Doctors shortage growing: Locum requests surging in rural hospitals and clinics

Last summer, during the period of July through September 2020, there were between five and 14 gaps to cover. This year the AMA has emailed out requests to fill 142 gaps, in 32 different communities.

Alberta Medical Association requests for locums, or temporary doctors has exploded, leading to widespread gaps in medical coverage in many rural hospitals and clinics.

NDP Leader Rachel Notley said the documents confirm there is a critical shortage of frontline healthcare providers in rural Alberta, including both doctors and nurses.

“And what makes this problem even worse is that when we raised it with Health Minister Tyler Shandro, he refused to acknowledge the problem exists at all.”

Last summer, during the period of July through September 2020, there were between five and 14 gaps to cover.

This year the AMA has emailed out requests to fill 142 gaps, in 32 different communities.

“When I first started practice my locums were almost exclusively covering for other doctors when they required time off,” said Dr. Parker Vandermeer, an Edmonton-based doctor who works exclusively through locum requests. “Over the past year this has reversed entirely. I now rarely cover for others, instead I go to towns to temporarily become an additional doctor in order to keep hospitals open and clinics running.

“Uncertainty regarding the future of healthcare in Alberta, in particular primary care in Alberta, has caused trainees to look for work elsewhere,” Vandermeer said.

Opposition Health Critic David Shepherd said he has heard concerns from many people in Lethbridge and the surrounding area about the loss of a large number of physicians in the Chinook Primary Care Region.
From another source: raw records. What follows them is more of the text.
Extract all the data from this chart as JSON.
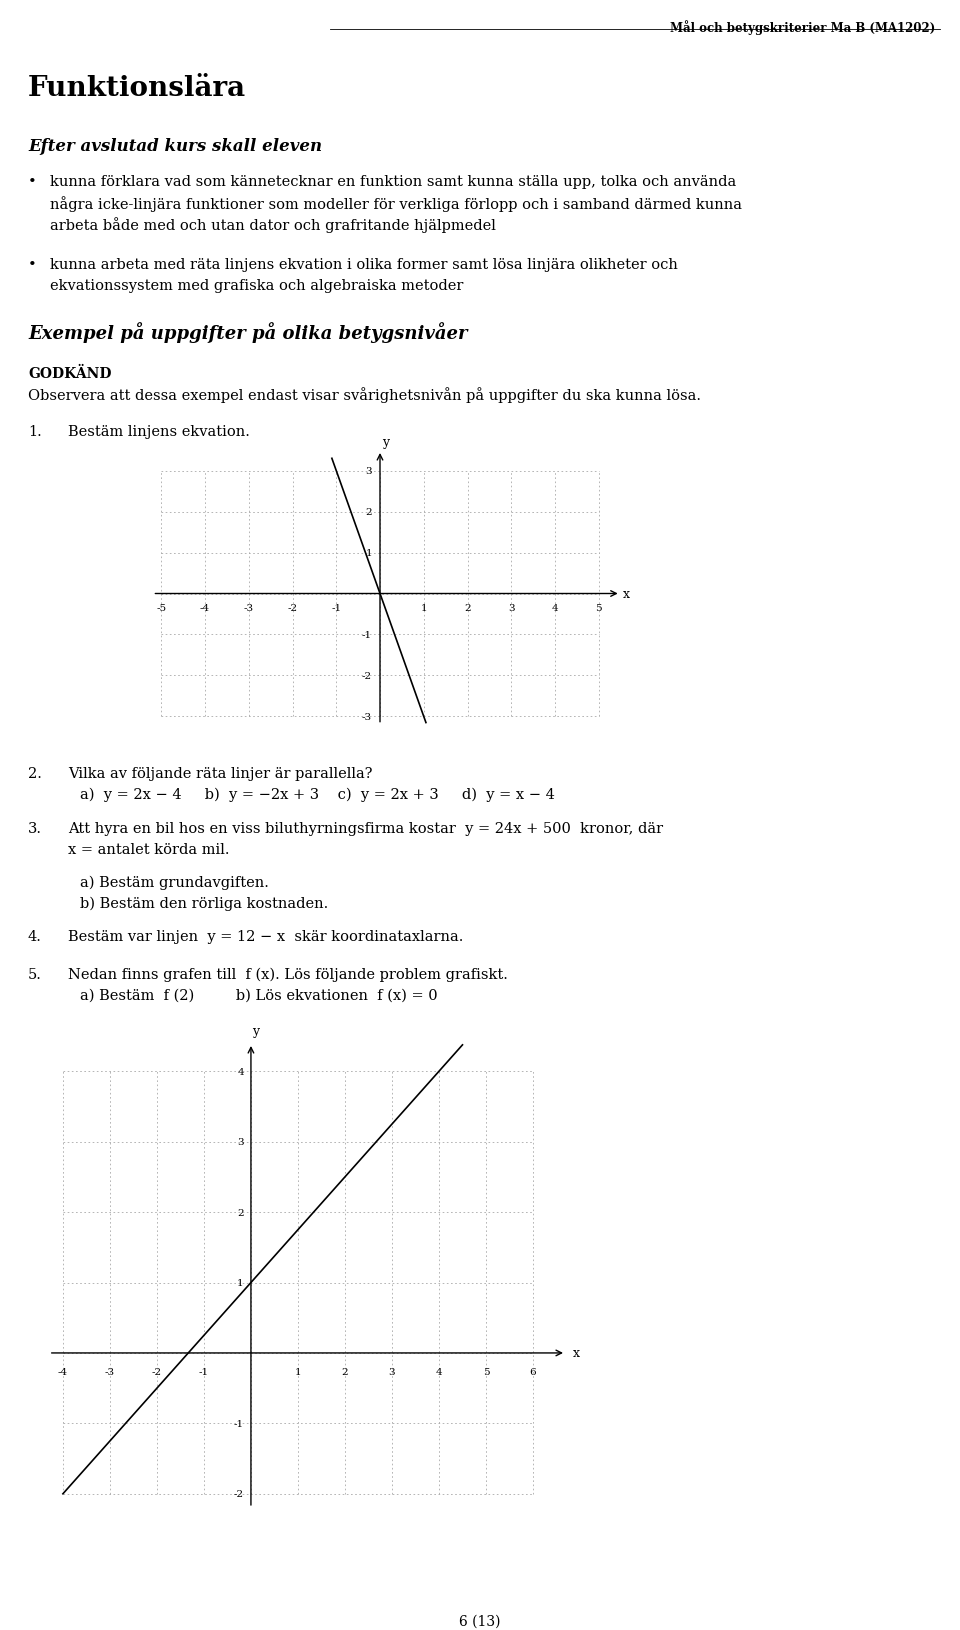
{
  "header": "Mål och betygskriterier Ma B (MA1202)",
  "title": "Funktionslära",
  "subtitle": "Efter avslutad kurs skall eleven",
  "bullet1_lines": [
    "kunna förklara vad som kännetecknar en funktion samt kunna ställa upp, tolka och använda",
    "några icke-linjära funktioner som modeller för verkliga förlopp och i samband därmed kunna",
    "arbeta både med och utan dator och grafritande hjälpmedel"
  ],
  "bullet2_lines": [
    "kunna arbeta med räta linjens ekvation i olika former samt lösa linjära olikheter och",
    "ekvationssystem med grafiska och algebraiska metoder"
  ],
  "section_title": "Exempel på uppgifter på olika betygsnivåer",
  "godkand_label": "Godkänd",
  "godkand_note": "Observera att dessa exempel endast visar svårighetsnivån på uppgifter du ska kunna lösa.",
  "q1": "Bestäm linjens ekvation.",
  "q2": "Vilka av följande räta linjer är parallella?",
  "q2_opts": "a)  y = 2x − 4     b)  y = −2x + 3    c)  y = 2x + 3     d)  y = x − 4",
  "q3_line1": "Att hyra en bil hos en viss biluthyrningsfirma kostar  y = 24x + 500  kronor, där",
  "q3_line2": "x = antalet körda mil.",
  "q3a": "a) Bestäm grundavgiften.",
  "q3b": "b) Bestäm den rörliga kostnaden.",
  "q4": "Bestäm var linjen  y = 12 − x  skär koordinataxlarna.",
  "q5": "Nedan finns grafen till  f (x). Lös följande problem grafiskt.",
  "q5ab": "a) Bestäm  f (2)         b) Lös ekvationen  f (x) = 0",
  "footer": "6 (13)",
  "bg_color": "#ffffff",
  "text_color": "#000000",
  "line_color": "#000000",
  "grid_color": "#aaaaaa"
}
The number of doctors in the region has dropped from 120 last year to 94 in June, and some clinic managers said several more physicians are leaving their practice or are scheduled to retire this month.

“That is creating a real situation in the Lethbridge area,” added Shepherd.

EMERGENCY ROOM VISITS UP

He said the doctor shortage means many people no longer have access to a family physician, and that is having an impact on other parts of the health care system.

“We are seeing now that emergency room visits are beginning to creep up and sky rocket, even for simple things like prescriptions for chronic conditions,” said Shepherd.

Monday, AHS closed six beds at the Rocky Mountain House hospital “as a last resort” for a month due to a shortage of RNs and LPNs. There are currently bed closures in Edson and St. Paul, and there have been intermittent emergency room closures in Boyle, Fairview, Elk Point, Consort, and Rocky Mountain House.

The AMA documents show there are locum requests for a number of rural southern Alberta hospitals this summer, including Bassano, Picture Butte, Fort Macleod, Bow Island, Stand Off, and Claresholm.

“This is a direct result of Tyler Shandro’s war on doctors,” said Shepherd.

On June 8, Shandro blamed the staff shortages on summer vacations.

Vandermeer has a different opinion on what is causing the critical shortage in many rural communities. 

“Uncertainty regarding the future of healthcare in Alberta, in particular primary care in Alberta, has caused trainees to look for work elsewhere,” Vandermeer said.

“They worry about potential practice location restrictions, potential loss of support for physician mental health programs, and the impact that continued cuts will have on their patients.”